Finding New Ways to Connect During Isolation

Jeff Ledolter
National American Indian & Alaska Native Addiction Technology Transfer Center

When COVID-19 was declared a pandemic in March 2020 and services began shutting down, many clinics were at a loss for what to do. Facing an unprecedented challenge, health providers had to make tough decisions with incomplete information on how they could best help their patients. They had to weigh the possible effects of exposing their patients to an unknown infectious disease against the behavioral health problems that they knew could cost their patients their lives. It’s been commonly said that addiction is the opposite of connection. How could a counselor advocate for their patients to socially distance when they knew it would put patients at greater risk of relapse and overdose?

Health providers were not alone in facing this decision. Almost every organization, including our three American Indian and Alaska Native technology transfer centers, was forced to adapt to the new normal of isolation and severing of connections. We’ve long been an advocate of hosting in-person training sessions and events. The relationships and trust that we have with our network of providers are based on face-to-face interactions. It not only embodies the harm reduction approach of meeting people where they are but acknowledges their tribal connections with their lands and shows that we are committed to helping improve their communities.

After some consideration, each of our centers began a series of listening sessions. Every week, we would invite providers to our Prevention, Mental Health, and Addiction TTC listening sessions to hear what was happening in their communities and allow them to connect to a world they were no longer permitted to attend. Originally, these sessions were an opportunity for grantees to vent their frustration and compare their situations with others. Over time, as people got used to the new format and began seeing familiar faces on these calls, they began opening up and sharing more about their individual and community challenges. They began comparing strategies that they’d found useful when faced with an unprecedented challenge and began accepting help from each other. Connecting these virtual neighbors allowed them to improve their practices by comparing the relative effectiveness of different treatment and prevention approaches in native communities.
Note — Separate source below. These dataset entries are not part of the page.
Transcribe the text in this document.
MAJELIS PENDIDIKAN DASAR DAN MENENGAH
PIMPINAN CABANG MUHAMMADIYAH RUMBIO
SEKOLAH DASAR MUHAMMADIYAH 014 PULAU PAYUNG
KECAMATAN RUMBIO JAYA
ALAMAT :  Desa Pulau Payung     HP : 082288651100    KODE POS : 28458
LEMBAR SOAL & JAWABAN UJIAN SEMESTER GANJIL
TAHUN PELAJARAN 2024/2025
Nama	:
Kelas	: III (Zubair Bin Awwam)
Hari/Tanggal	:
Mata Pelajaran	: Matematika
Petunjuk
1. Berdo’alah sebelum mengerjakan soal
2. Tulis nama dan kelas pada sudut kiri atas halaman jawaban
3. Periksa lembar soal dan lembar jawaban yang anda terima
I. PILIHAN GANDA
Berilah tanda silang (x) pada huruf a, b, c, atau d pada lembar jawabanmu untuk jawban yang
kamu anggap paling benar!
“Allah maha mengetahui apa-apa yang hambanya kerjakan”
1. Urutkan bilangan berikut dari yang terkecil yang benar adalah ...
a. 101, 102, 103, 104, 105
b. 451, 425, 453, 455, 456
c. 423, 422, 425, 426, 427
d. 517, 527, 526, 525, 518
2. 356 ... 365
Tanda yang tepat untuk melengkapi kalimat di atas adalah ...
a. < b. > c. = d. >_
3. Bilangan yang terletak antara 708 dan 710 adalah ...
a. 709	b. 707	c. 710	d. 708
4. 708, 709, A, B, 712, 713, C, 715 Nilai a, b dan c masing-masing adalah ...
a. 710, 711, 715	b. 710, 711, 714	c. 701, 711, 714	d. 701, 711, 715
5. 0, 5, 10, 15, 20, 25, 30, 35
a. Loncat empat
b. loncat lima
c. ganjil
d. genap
Telecommunication events are still imperfect and may never match up to the connection found in face-to-face interactions. I’m sure that most professionals are too familiar with the audio/video problems and awkward delay problems that come with teleconferencing. Still, keeping that connection alive during these stressful times is more important than ever.

Unfortunately, 8 months since it was declared, the pandemic is still not over. Even worse, providers are already beginning to see the wave of mental health and substance use disorders that follow a period of stress, uncertainty, and isolation. To date, our centers have hosted over 100 of these listening sessions and we plan to continue them for as long as they are useful, perhaps even once we’re able to meet face-to-face again. Even through this virtual meeting space, we’ve seen once again the kind of resilience that Native communities display when relying on cooperation, empathy, and trust.